Genetic and environmental factors influencing the contents of essential oil compounds in Atractylodes lancea

Abstract

Rhizomes of Atractylodes lancea are used in traditional Japanese medicine (Kampo) and Chinese medicine to treat numerous diseases and disorders because they contain many pharmacologically active compounds. The major active compounds in A. lancea are essential oil compounds such as β-eudesmol, hinesol, atractylon, and atractylodin. The contents of the compounds in A. lancea exhibit high variability depending on their habitat. We cultivated clonal lines of A. lancea in different years (2016, 2017) and different locations (Hokkaido, Ibaraki) to investigate the influence of genetic and environmental factors on the contents of major compounds, namely, β-eudesmol, hinesol, atractylon, and atractylodin. Broad sense heritability of β-eudesmol, hinesol, atractylon, and atractylodin contents were 0.84, 0.77, 0.86, and 0.87, respectively. The effects of interannual variability on the contents of the compounds were lower than those of genotype. In addition, the cultivated environmental factors were assessed by different locations, and the correlations between Hokkaido and Ibaraki grown plants based on β-eudesmol, hinesol, atractylon, and atractylodin contents were 0.94, 0.94, 1.00, and 0.83, respectively. The results suggest that the contents of β-eudesmol, hinesol, atractylon, and atractylodin in A. lancea are largely influenced by genetic factors, and clonal propagation could be an effective strategy for obtaining populations with high contents of essential oil compounds. Furthermore, the contents of β-eudesmol, hinesol, atractylon, and atractylodin in A. lancea exhibited few correlations with rhizome yields. A. lancea cultivars with not only high contents of essential oil compounds but also high rhizome yield could be developed through selective breeding.

Fig 1. Range of variations for contents of the essential oil compounds in A. lancea.

The boxes represent the values from the 25th to 75th percentile. The middle lines represent the median. The vertical lines extend from the minimum to the maximum values. Biological replicates within each clonal lines were as follows: line1–line17 (n = 20), line18–line24 (n = 10), line25 (n = 5). A; β-eudesmol contents, B; hinesol contents, C; atractylon contents, D; atractylodin contents.

Fig 2. Relationships between contents of the essential oil compounds and rhizome weight in A. lancea.

A; β-eudesmol contents, B; hinesol contents, C; atractylon contents, D; atractylodin contents.

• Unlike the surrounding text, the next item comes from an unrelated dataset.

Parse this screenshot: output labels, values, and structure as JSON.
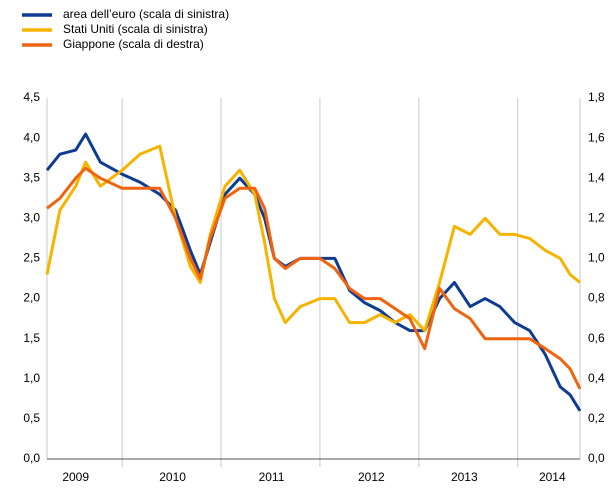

Fig 3. Interaction plots for interannual variability of the essential oil compound contents in A. lancea.

Each point represents the mean of 20 measurements within clonal lines each in 2016 and 2017. A; β-eudesmol contents, B; hinesol contents, C; atractylon contents, D; atractylodin contents.

Fig 4. Relationships between contents of the essential oil compounds from six A. lancea clones grown in 2016 and 2017.

Each point represents the mean of 20 measurements each in 2016 and 2017. A. β-eudesmol contents, B. hinesol contents, C. atractylon contents, D. atractylodin contents.

Fig 5. Interaction plots for contents of the essential oil compounds in six A. lancea clones grown in Hokkaido and Ibaraki prefectures.

Data represent mean values of each compounds’ contents in A. lancea (n = 20 in line1, n = 12 in line2, n = 8 in line3, n = 20 in line4, n = 18 in line5, n = 20 in line6). A; β-eudesmol contents, B; hinesol contents, C; atractylon contents, D; atractylodin contents.

Fig 6. Relation for contents of the essential oil compounds from six A. lancea clones grown in Hokkaido and Ibaraki prefecture.

Data represent means ± SD (n = 20 in line1, n = 12 in line2, n = 8 in line3, n = 20 in line4, n = 18 in line5, n = 20 in line6). A. β-eudesmol contents, B. hinesol contents, C. atractylon contents, D. atractylodin contents.